Evi menyampaikan hal tersebut didampingi suaminya, Gatot Pujo Nugroho, usai diperiksa oleh KPK selama sekitar 13 jam dalam kasus dugaan tindak pidana korupsi suap majelis hakim dan panitera Pengadilan Tata Usaha Negara (PTUN) Medan, Senin (27/7). "Jadi, saya pertama kali kenal O.C. Kaligis 14 tahun lalu," tambah Evi.

Artinya, Evi sudah lebih dahulu kenal Kaligis sebelum mengenal Gatot yang dikenalnya pada 2009 saat menjabat sebagai Wakil Gubernur Sumut. Kaligis diketahui juga merupakan pengacara keluarga Gatot sejak dua tahun terakhir.

"Jadi begini, Pak Kaligis itu 'lawyer' Pak Gatot sebagai 'lawyer' selaku kepala pemerintahan. Nah, kami mengusulkan kepada Pak Fuad untuk memakai jasa OC Kaligis," jelas Evi.

Fuad yang dimaksud adalah mantan kepala biro keuangan Pemerintah Provinsi Sumut, Ahmad Fuad Lubis yang dipanggil oleh Kejaksaan Tinggi dan juga Kejaksaan Agung RI terkait dengan perkara korupsi dana bantuan sosial Provinsi Sumut pada 2012--2014. Atas pemanggilan berdasarkan surat perintah penyelidikan (sprinlidik) yang dikeluarkan oleh dua lembaga penegak hukum tersebut, Fuad pun menyewa jasa Kantor Pengacara Kaligis untuk mengajukan gugatan ke PTUN Medan.

Berdasarkan Undang-Undang Nomor 30 Tahun 2014 tentang Administrasi Pemerintahan, PTUN yang berhak menilai apakah aparat sipil negara melakukan penyalahgunaan wewenang atau tidak.

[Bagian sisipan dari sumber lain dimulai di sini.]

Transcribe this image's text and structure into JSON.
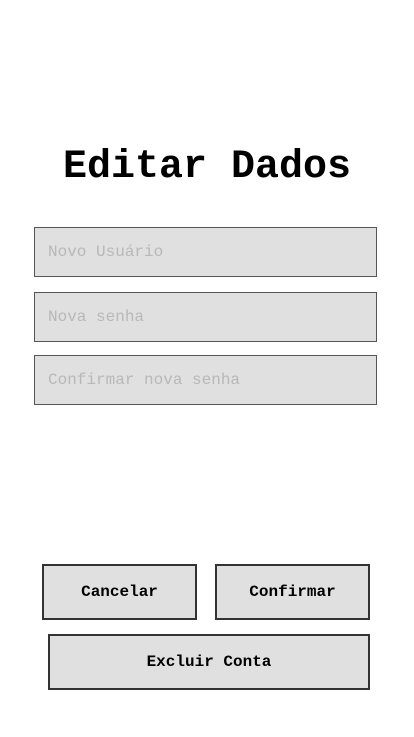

Dalam putusannya pada tanggal 7 Juli 2015, majelis hakim yang terdiri atas Ketua PTUN Medan Tripeni Irianto Putro dan anggota Amir Fauzi serta Dermawan Ginting memutuskan untuk mengabulkan gugatan Fuad.

Namun, pada 9 Juli 2015, KPK melakukan operasi tangkap tangan (OTT) di PTUN Medan terhadap Tripeni dan anak buah O.C. Kaligis bernama Moch Yagari Bhastara Guntur alias Gerry dan mendapati uang 5.000 dolar AS di kantor Tripeni. Belakangan, KPK juga menangkap dua hakim anggota bersama panitera/sekretaris PTUN Medan Syamsir Yusfan.

Selanjutnya, diketahui juga bahwa uang tersebut bukan pemberian pertama karena Gerry sudah memberikan uang 10 ribu dolar AS dan 5.000 dolar Singapura.

Uang tersebut menurut pernyataan pengacara yang juga paman Gerry, Haeruddin Massaro, berasal dari Kaligis yang diberikan kepada Dermawan Ginting pada 5 Juli 2015.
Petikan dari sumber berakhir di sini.